Elle y consacre douze ans de travail, mais le résultat en vaut la peine. Le musée est suspendu à deux poutres de béton de 74 mètres de long à 10 mètres au-dessus du sol. À l’intérieur, les œuvres sont à l’époque fixées sur des parois de verre, dans des espaces complètement ouverts. Une ‘architecture of freedom’, ainsi que John Cage, compositeur et ami du couple, qualifiait le bâtiment.
Pour concevoir le mobilier du Museo de Arte de São Paulo, Lina Bo Bardi crée une entreprise distincte au sein de la galerie d’art, le Studio d’Arte Palma (1948-1951). Avec Giancarlo Palanti, également un architecte italien émigré, elle dirige l’atelier de design, qui coordonne aussi la production locale. Le rationalisme de Palanti et son sensuel “modernisme tropical” donnent lieu à une production limitée mais intéressante, comme la chaise ‘Tripé’ en cuir inspirée des hamacs des bateaux fluviaux brésiliens.
L’esprit de Perriand animait le Studio d’Arte Palma: Bo Bardi aimait également travailler avec des artisans traditionnels et des matériaux naturels et locaux comme le cuir, la corde et le jacaranda. L’atelier a connu une durée éphémère: la production de meubles s’est avérée plus difficile que prévu et des contrefaçons sont très vite apparues.

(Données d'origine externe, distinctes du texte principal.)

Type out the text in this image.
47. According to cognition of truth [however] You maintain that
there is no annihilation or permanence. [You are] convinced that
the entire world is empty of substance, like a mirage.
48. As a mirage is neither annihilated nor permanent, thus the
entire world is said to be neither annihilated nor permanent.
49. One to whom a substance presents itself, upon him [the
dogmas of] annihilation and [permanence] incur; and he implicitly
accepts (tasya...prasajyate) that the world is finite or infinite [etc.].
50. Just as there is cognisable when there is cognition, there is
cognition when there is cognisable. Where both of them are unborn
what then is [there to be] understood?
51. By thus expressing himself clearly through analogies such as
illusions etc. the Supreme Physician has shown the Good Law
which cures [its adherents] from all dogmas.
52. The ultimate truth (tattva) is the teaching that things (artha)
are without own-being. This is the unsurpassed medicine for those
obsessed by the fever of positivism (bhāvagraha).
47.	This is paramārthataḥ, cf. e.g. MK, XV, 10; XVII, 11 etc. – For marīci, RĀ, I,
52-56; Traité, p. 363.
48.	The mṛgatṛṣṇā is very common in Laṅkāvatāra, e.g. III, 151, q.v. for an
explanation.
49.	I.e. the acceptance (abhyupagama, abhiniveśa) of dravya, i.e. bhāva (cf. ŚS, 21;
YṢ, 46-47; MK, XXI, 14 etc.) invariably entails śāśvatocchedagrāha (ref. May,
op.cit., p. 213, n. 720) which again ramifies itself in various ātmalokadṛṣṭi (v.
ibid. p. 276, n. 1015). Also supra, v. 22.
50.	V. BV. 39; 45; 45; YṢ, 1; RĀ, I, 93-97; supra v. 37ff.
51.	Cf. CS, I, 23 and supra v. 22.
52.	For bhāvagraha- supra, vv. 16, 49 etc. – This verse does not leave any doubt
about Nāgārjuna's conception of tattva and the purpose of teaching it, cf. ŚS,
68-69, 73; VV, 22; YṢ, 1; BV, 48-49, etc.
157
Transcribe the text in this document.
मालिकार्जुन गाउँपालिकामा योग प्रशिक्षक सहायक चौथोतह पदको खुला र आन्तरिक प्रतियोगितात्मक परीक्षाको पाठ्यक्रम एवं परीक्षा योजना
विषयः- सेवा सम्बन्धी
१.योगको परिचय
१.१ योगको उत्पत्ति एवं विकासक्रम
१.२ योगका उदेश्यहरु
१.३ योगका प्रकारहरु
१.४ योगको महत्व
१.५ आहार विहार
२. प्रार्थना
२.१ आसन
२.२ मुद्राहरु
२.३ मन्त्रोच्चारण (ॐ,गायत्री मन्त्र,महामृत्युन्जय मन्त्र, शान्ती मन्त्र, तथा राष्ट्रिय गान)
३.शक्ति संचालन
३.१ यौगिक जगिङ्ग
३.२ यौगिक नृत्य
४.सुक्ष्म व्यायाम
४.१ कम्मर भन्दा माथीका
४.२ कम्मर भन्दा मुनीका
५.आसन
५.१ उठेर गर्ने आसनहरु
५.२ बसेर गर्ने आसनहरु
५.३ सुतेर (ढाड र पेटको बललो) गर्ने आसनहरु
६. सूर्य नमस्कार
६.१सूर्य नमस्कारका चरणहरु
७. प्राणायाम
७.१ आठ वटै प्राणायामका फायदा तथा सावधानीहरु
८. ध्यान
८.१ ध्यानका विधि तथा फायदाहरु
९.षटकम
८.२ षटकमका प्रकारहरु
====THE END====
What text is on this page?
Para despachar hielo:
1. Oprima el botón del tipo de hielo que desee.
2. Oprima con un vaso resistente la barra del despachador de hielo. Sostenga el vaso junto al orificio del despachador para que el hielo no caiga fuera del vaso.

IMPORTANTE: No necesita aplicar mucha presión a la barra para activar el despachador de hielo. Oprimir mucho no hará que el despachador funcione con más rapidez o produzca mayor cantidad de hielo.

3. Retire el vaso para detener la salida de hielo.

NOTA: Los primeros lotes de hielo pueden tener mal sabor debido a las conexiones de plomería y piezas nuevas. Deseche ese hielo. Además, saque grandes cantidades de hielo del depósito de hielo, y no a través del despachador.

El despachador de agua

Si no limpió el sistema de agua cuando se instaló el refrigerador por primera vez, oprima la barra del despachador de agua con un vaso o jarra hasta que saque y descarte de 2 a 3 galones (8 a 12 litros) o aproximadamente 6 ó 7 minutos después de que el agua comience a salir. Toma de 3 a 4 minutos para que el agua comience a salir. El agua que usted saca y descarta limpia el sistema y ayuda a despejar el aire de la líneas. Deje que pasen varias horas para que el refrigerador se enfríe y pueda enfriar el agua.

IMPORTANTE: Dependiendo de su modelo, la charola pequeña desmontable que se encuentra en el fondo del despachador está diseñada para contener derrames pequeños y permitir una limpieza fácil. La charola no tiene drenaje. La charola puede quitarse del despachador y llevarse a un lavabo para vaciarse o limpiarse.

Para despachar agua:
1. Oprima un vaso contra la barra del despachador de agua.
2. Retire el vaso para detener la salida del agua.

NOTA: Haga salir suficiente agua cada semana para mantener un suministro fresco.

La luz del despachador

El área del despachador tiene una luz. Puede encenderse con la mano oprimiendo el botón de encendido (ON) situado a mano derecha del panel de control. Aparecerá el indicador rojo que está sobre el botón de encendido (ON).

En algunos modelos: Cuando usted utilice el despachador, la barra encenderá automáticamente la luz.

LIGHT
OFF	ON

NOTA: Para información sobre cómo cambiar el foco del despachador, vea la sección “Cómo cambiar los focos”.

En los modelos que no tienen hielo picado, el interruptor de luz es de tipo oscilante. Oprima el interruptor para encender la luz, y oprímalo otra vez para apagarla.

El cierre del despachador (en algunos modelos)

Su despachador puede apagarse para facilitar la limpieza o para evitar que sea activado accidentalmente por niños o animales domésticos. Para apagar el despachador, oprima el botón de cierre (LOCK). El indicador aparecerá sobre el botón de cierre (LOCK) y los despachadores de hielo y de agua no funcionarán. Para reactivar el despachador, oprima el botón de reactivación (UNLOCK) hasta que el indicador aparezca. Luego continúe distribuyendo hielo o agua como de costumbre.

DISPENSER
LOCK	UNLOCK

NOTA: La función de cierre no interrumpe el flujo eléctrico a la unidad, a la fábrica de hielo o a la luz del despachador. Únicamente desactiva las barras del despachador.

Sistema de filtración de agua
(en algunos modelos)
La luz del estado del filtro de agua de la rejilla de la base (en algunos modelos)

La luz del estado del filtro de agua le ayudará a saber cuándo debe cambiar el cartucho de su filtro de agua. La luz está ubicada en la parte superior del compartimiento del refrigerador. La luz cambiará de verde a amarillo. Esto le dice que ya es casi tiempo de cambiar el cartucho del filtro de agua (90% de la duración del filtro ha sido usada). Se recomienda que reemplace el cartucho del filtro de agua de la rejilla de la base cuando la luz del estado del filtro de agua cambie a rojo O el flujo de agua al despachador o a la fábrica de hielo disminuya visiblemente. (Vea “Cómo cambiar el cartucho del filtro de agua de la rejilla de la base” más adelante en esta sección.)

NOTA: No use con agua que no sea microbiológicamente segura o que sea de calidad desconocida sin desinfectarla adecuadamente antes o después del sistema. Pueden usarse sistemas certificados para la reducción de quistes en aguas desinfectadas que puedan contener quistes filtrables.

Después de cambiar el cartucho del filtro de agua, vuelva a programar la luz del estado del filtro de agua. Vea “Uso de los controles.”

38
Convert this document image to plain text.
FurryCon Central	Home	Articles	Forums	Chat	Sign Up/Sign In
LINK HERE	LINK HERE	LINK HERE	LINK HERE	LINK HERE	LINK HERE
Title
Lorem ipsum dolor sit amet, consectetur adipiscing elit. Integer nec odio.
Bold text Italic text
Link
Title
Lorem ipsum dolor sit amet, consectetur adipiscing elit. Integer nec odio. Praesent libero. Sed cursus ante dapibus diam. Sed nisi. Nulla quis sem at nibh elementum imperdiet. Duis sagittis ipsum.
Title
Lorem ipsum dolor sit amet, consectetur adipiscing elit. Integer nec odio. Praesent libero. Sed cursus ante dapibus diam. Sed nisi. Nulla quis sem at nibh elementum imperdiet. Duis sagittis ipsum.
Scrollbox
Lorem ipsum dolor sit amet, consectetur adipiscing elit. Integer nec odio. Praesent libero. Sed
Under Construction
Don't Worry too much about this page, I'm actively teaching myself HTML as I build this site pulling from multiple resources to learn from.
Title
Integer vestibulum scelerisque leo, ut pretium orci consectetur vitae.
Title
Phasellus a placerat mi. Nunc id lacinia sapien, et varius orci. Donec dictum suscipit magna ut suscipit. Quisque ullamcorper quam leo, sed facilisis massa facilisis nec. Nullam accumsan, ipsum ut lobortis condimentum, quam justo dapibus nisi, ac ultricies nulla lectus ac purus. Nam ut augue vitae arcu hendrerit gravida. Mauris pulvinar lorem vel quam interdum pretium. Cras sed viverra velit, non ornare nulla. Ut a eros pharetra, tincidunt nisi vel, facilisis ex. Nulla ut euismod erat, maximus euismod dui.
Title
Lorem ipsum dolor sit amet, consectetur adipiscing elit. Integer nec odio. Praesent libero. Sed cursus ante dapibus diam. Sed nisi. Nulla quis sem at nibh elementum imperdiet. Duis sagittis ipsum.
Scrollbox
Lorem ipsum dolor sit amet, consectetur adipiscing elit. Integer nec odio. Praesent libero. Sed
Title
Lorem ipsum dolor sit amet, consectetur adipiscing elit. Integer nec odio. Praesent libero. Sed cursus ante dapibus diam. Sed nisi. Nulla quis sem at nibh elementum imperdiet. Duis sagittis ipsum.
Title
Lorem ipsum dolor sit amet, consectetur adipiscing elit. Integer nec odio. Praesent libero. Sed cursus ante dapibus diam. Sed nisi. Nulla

"Je n’ai encore jamais vendu de meubles de Lina Bo Bardi d’origine", regrette Stanislas Gokelaere, marchand de design. "C’est extrêmement rare et il faut faire attention aux imitations ou aux attributions vagues. Les meubles de ses contemporains José Zanine Caldas et Joaquim Tenreiro sont beaucoup plus recherchés. Je compare volontiers Bo Bardi à Oscar Niemeyer: on se souviendra d’elle plus pour son travail d’architecte que pour son œuvre de designer."
Nouveaux univers
La commande du MASP marque le début de la carrière de Bo Bardi au Brésil. Elle se fait connaître pour ses résidences privée, mais répond aussi à des commandes publiques, telles que le Teatro Oficina (1984) et le SESC Pompéia (1982). Elle conçoit des bijoux, crée des vêtements et assure la scénographie pour des expositions.
"Je considère le musée non pas comme un lieu d’exposition d’œuvres ou d’objets d’art, mais comme une école."Lina Bo Bardi
Entre 1959 et 1963, elle dirige le Musée d’art moderne de Salvador de Bahia, à quelque 2.000 kilomètres de São Paolo. Ici également, son approche n’est pas conventionnelle. "Je considère le musée non pas comme un lieu d’exposition d’œuvres ou d’objets d’art, mais comme une école", déclare-t-elle lors de l’inauguration. Et elle tient parole: le musée suit le calendrier de l’année académique et le bâtiment comporte des salles d’exposition et des ateliers d’art, de design et d’artisanat.
C’est précisément pour cette vision ‘out of the box’ que Bo Bardi reste une personnalité influente dans les domaines de l’éducation, de la culture et de l’architecture. "Lina Bo Bardi m’inspire énormément parce qu’elle était non seulement architecte, mais aussi directrice de musée et conceptrice d’expositions révolutionnaires", explique Diana Campbell Betancourt, conseillère artistique, curatrice de Frieze Projects et fan de Bo Bardi. "Elle est pour moi un modèle dans tout ce que je fais: elle a construit de nouveaux univers avec un savoir local et une vision internationale. Grâce à son travail, son pays d’adoption est devenu sa maison."
‘Lina Bo Bardi & Giancarlo Palanti, Studio d’Arte Palma 1948-1951’, du 25 octobre au 16 février au Designmuseum, Jan Breydelstraat 5, 9000 Gand.